One of the goals of this new group was geographic, because there was a Jewish community that wasn’t necessarily being served in West Seattle. But I think more was the idea of creating a very participatory, progressive community and a small community.”
Holtz adds, “We will probably maintain the spirit of a small synagogue community that in many ways is largely independent, because we will have our own prayer book and our own way of doing services and really, our own outlook in how we want to build the community. I helped create a community with several other people that we contributed [ideas of] this is how we want it to be. It’s very exciting, really, to be part of a community where you can have such an impact as an individual,” says Holtz.
B’nai Torah’s Kinberg allows that “maybe there’s a spiritual component that exists now that didn’t exist in the ‘50s or ‘60s and the people are looking for that.
“I think,” she adds, “the synagogues are starting to respond. I think both Reform and Conservative, and definitely Reconstructionist and Jewish Renewal, are starting to incorporate ‘Godal’ language that might speak to a wider variety of people’s lived experience of the Divine in their lives.”

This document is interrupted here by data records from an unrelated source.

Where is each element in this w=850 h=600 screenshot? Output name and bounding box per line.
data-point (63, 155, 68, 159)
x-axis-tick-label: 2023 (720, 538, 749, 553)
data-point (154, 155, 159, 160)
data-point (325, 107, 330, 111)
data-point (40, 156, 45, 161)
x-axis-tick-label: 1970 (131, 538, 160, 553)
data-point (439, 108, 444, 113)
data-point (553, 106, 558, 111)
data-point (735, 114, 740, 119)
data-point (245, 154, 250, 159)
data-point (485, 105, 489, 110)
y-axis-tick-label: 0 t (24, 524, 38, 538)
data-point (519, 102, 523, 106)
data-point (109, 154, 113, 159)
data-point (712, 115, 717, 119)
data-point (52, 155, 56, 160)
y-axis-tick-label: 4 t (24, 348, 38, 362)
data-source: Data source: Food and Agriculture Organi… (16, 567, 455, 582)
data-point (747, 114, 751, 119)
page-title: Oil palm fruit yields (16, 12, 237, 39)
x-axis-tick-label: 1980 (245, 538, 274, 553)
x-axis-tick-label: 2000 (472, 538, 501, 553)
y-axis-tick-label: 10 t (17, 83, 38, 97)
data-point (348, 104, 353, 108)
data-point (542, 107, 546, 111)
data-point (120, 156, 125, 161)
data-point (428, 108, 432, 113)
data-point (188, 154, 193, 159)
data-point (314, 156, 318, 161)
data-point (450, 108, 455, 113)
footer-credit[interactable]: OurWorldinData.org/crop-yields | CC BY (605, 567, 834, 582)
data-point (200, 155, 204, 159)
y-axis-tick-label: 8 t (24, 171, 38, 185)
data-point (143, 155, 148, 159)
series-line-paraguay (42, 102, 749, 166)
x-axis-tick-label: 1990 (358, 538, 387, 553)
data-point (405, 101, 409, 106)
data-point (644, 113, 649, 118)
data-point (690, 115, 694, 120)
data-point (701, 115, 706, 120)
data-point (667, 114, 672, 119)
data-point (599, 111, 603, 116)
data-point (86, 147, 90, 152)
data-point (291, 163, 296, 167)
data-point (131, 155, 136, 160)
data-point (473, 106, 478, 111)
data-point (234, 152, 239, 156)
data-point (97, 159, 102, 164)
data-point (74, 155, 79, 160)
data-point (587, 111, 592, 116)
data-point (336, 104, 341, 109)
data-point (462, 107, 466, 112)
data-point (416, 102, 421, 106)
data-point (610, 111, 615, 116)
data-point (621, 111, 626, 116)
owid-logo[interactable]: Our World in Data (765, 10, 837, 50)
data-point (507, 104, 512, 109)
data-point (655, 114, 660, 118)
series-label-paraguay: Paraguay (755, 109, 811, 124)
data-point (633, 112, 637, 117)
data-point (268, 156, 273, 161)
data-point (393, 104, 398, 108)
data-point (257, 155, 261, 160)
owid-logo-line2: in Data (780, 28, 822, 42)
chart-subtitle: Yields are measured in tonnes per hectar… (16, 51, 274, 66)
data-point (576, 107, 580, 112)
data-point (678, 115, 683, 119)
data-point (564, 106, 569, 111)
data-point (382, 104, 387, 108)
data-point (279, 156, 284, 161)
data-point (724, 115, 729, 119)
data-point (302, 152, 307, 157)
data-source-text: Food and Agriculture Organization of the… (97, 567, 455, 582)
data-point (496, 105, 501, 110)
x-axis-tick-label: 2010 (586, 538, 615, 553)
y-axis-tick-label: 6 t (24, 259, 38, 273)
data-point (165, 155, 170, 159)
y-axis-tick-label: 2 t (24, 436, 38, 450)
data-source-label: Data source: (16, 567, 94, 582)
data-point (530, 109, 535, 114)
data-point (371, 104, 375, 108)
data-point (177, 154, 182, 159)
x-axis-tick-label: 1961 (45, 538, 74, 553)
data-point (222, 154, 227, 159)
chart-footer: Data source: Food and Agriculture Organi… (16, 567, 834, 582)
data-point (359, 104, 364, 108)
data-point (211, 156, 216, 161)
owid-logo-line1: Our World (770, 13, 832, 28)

At the same time, she says, “everybody’s spirituality is very individual.”
Kinberg, who says she was inspired to become a rabbi by the uniquely engaging programs and the sense of community on the Upper West Side of Manhattan several years ago, explained that “it’s very, very difficult to create what’s been happening at B’nai Jeshurun, because you can have the most fantastic, amazing musical service in the entire universe and the most dynamic rabbis that have ever lived, and you don’t have the same benefit of having all the people live sort of on top of each other in a very small part of a little island.”
So why not at least try? Synagogues around the country that have tried to emulate B’nai Jeshurun have met with limited success. This area’s congregations, whether for financial or other reasons, have chosen to wait for the population to start families before getting serious about younger members.
“There’s definitely great potential in Seattle for a thriving, young adult Jewish community,” says Reneé Cohen. As assistant director of Hillel at the University of Washington, she should know. “There are a lot of young Jews here, and a lot of excitement about getting together with other Jews,” she says.
Although the organization lost funding for its popular 21–30 JConnect program earlier this year, Cohen says Hillel is working on raising the money for a full-time position to keep it going.
The new part-time staff member, Josh Miller, has already begun to expand the program’s reach with a monthly community Shabbat dinner and musical service.
“There is, I think, a reluctance to be identified and affiliated among this population. Young Jews want a community experience but don’t necessarily want to have a formal, identified, affiliated experience,” Cohen says.
“I think it’s a matter of a Jewish context that is relevant and speaks to them,” she continues, “which can sometimes be a challenge. These are people who are working more hours than they were a generation or two ago. There are more competing interests for their time.”
Our Minyan’s Rosenstein says being the contact person for Our Minyan has convinced him that something real is happening among the young adults in the Puget Sound’s Jewish population.
“I am very often exposed to young people in the community, and new people in the community, and basically the unaffiliated,” he says. “There are hundreds of people in the Seattle area – young, unaffiliated Jews that really want some kind of meaningful Judaism. It’s a real need and there are real high numbers. I wish I knew the answers to what to offer to it, but all I know is that it definitely exists and I talk to it and email it every day.”